Jewish Girls Make the Grade
“What do you want to be when you grow up, Mikayla?” my father-in-law recently asked my 5-year-old daughter at dinner.
How she or her 9-year-old sister, Araya, answers his question reveals a great deal about their gender ideology, a term that sociologists like me use for a set of beliefs that guides various life choices, including education, career and family. These ideologies even encompass religion, something that was reinforced in the results of my latest research, published earlier this year in the paper “From Bat Mitzvah to the Bar: Religious Habitus, Self-Concept and Women’s Educational Outcomes,” in the American Sociological Review.
For Jewish girls like my daughters, it turns out, being raised in Jewish homes (that are not haredi) will make them 23 percentage points more likely to graduate from college than girls with a non-Jewish upbringing. Furthermore, girls raised by two Jewish parents—and, to a lesser degree, by one Jewish parent—tend to graduate from more selective colleges than their non-Jewish peers.
We have come a long way from the 1950s, when the late Supreme Court Justice Ruth Bader Ginsburg was one of 10 women, in a class of over 500, at Harvard Law School. The question for Jewish parents and researchers alike is, what’s so special about Judaism?
Here’s a hint: It has to do with egalitarianism.
Higher education has long played a central role in the lives of American Jews, especially as they transitioned from a group of low-wage, blue-collar immigrants to one of high-wage, white-collar suburbanites in the 20th century.
Between 1910 and 1970, the American workforce changed drastically as people shifted to office work and management. However, Jews—overwhelmingly men—moved up the occupational ladder more rapidly than other ethnic and religious groups. By 1990, 67 percent were in high-level occupations, defined as either “professional” or “management” roles.
This rapid rise affected women, too. By the third generation in America, Jewish women were nearly as well educated as Jewish men; a substantial proportion had professional careers; and two-career couples had become the norm for young Jewish families.
By the time Supreme Court Justice Elena Kagan graduated from Harvard Law School in 1986, women accounted for about 40 percent of all students in law schools across America. (In 2003, Kagan was the first woman to become dean of Harvard Law School.)
Looking back at the mid-20th century, there were a host of factors that channeled women into domestic responsibilities while men went to school, perhaps chief among them the G.I. Bill that sent millions of American men to college after World War II. Universities like Yale and Princeton didn’t admit women until 1969, and several universities limited Jewish enrollment, which made it even harder for Jewish women to access higher education. It is therefore no surprise that in the most recent Pew Survey of Jewish Americans, conducted in 2020, men over age 65 are 15 percentage points more likely to have completed college than women over 65.
But in the past few decades, this trend has reversed. Not only have Jewish women caught up to Jewish men, they have now surpassed them. Seventy-two percent of Jewish women ages 30 to 49 have completed a bachelor’s degree, compared to 63 percent of Jewish men.

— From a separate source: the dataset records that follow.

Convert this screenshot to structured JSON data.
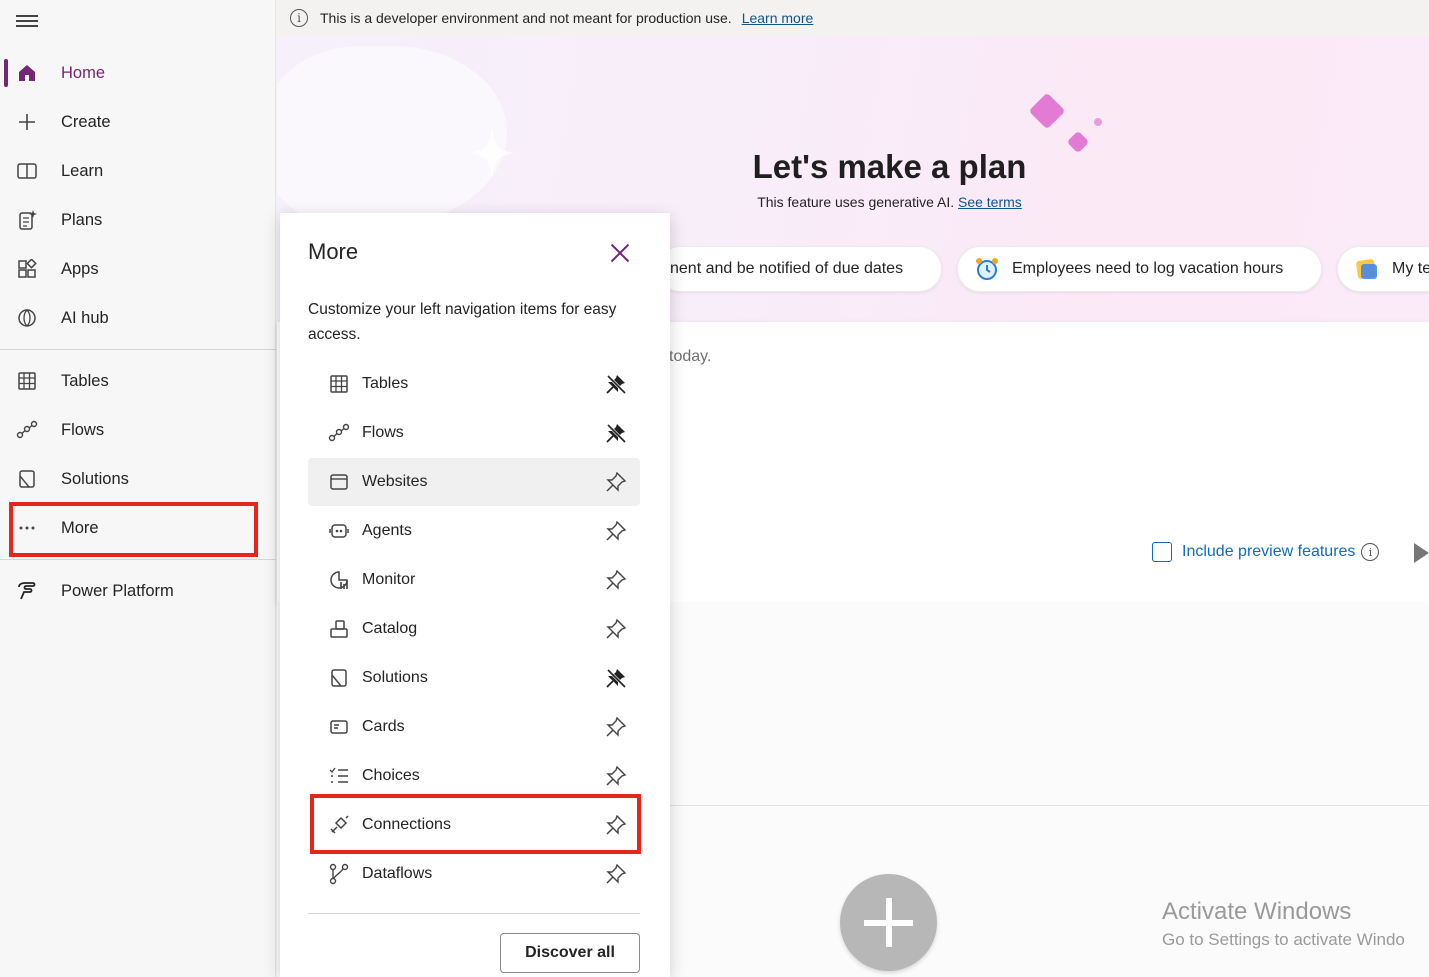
{
  "banner": {
    "message": "This is a developer environment and not meant for production use.",
    "link": "Learn more"
  },
  "leftnav": {
    "items": [
      {
        "label": "Home",
        "icon": "home-icon"
      },
      {
        "label": "Create",
        "icon": "plus-icon"
      },
      {
        "label": "Learn",
        "icon": "book-icon"
      },
      {
        "label": "Plans",
        "icon": "plans-icon"
      },
      {
        "label": "Apps",
        "icon": "apps-icon"
      },
      {
        "label": "AI hub",
        "icon": "ai-hub-icon"
      },
      {
        "label": "Tables",
        "icon": "table-icon"
      },
      {
        "label": "Flows",
        "icon": "flows-icon"
      },
      {
        "label": "Solutions",
        "icon": "solutions-icon"
      },
      {
        "label": "More",
        "icon": "ellipsis-icon"
      },
      {
        "label": "Power Platform",
        "icon": "power-platform-icon"
      }
    ],
    "active": "Home",
    "accent_color": "#742774"
  },
  "hero": {
    "title": "Let's make a plan",
    "subtitle": "This feature uses generative AI.",
    "subtitle_link": "See terms",
    "suggestions": [
      "nent and be notified of due dates",
      "Employees need to log vacation hours",
      "My te"
    ]
  },
  "card": {
    "text": "today.",
    "preview_label": "Include preview features"
  },
  "more_panel": {
    "title": "More",
    "description": "Customize your left navigation items for easy access.",
    "items": [
      {
        "label": "Tables",
        "icon": "table-icon",
        "pinned": true
      },
      {
        "label": "Flows",
        "icon": "flows-icon",
        "pinned": true
      },
      {
        "label": "Websites",
        "icon": "website-icon",
        "pinned": false
      },
      {
        "label": "Agents",
        "icon": "agents-icon",
        "pinned": false
      },
      {
        "label": "Monitor",
        "icon": "monitor-icon",
        "pinned": false
      },
      {
        "label": "Catalog",
        "icon": "catalog-icon",
        "pinned": false
      },
      {
        "label": "Solutions",
        "icon": "solutions-icon",
        "pinned": true
      },
      {
        "label": "Cards",
        "icon": "cards-icon",
        "pinned": false
      },
      {
        "label": "Choices",
        "icon": "choices-icon",
        "pinned": false
      },
      {
        "label": "Connections",
        "icon": "connections-icon",
        "pinned": false
      },
      {
        "label": "Dataflows",
        "icon": "dataflows-icon",
        "pinned": false
      }
    ],
    "discover_label": "Discover all"
  },
  "watermark": {
    "line1": "Activate Windows",
    "line2": "Go to Settings to activate Windo"
  },
  "highlight_color": "#e5261b"
}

The same trend is evident with graduate degrees. Jewish women 30 to 49 are 10 percentage points more likely to have completed graduate school than men. Today, women account for over 54 percent of students in law school—just 66 years after Ginsburg and her fellow female classmates at Harvard made up .02 percent of the class of 1956. (Ginsburg transferred to Columbia Law School for her final year, graduating in 1959.)
Religious culture is a powerful force. In America, Judaism outside of ultra-Orthodoxy tends to be more egalitarian than other religious groups, especially conservative Protestants. Jewish parents actively teach and model to their sons and daughters that they can have a career.

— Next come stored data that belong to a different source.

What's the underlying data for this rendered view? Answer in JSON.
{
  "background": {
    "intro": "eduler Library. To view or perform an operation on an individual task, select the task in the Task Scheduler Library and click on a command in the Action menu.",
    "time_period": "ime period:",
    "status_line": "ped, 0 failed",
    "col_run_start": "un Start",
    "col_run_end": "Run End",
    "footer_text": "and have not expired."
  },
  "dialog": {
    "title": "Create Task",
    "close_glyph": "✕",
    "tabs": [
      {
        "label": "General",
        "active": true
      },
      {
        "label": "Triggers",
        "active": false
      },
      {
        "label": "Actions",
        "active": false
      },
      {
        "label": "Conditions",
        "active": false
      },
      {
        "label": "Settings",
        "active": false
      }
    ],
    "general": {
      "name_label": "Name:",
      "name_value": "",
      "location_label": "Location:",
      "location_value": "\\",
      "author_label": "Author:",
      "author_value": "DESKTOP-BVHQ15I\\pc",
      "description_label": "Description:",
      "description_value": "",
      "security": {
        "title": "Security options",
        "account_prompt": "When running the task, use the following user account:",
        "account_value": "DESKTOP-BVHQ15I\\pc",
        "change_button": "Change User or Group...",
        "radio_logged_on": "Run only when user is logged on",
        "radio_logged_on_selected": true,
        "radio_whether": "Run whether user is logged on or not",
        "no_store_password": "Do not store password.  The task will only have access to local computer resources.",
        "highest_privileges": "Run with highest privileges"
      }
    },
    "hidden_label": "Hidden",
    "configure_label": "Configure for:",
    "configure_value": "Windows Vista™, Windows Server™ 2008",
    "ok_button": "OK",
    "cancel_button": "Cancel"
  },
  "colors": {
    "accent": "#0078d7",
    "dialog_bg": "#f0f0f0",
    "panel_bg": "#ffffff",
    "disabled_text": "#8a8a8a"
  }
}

I got some personal insight into egalitarian gender ideologies when I overheard my daughter Araya, who was 6 at the time, playing “family” with another girl. “You can’t just be a mommy,” she told her friend. “You have to do something else to help the world.”
How did my daughter come to believe that motherhood comes alongside something else rather than instead of something else?
When I thought about the women whom Araya knew—myself, my mother, my sisters, my friends—I realized that in addition to our parenting, we all have careers as professors, computer scientists, doctors, lawyers and entrepreneurs. No one had ever explicitly talked to my daughter about balancing motherhood with a career, but she had observed that this is simply what we do.
That balance may seem like an obvious choice for Jewish readers, but it is not necessarily what all women in America want. Many have jobs because they need the paycheck. But a career is not the same as a job. A career refers to a holistic set of experiences, training programs and jobs. Careers often require graduate degrees and education, such as law or medical school or Ph.D. coursework.
I sometimes feel guilty when I travel for business or work in the evenings. But studies, including my own research, show that girls admire their working mothers. Indeed, by demonstrating that women can have careers alongside motherhood, we encourage our daughters to transfer the success they have achieved in the classroom into the boardroom, or wherever their career aspirations take them.
Ilana M. Horwitz is an assistant professor of Jewish Studies and Sociology at Tulane University, where she holds the Fields-Rayant Chair in Contemporary Jewish Life.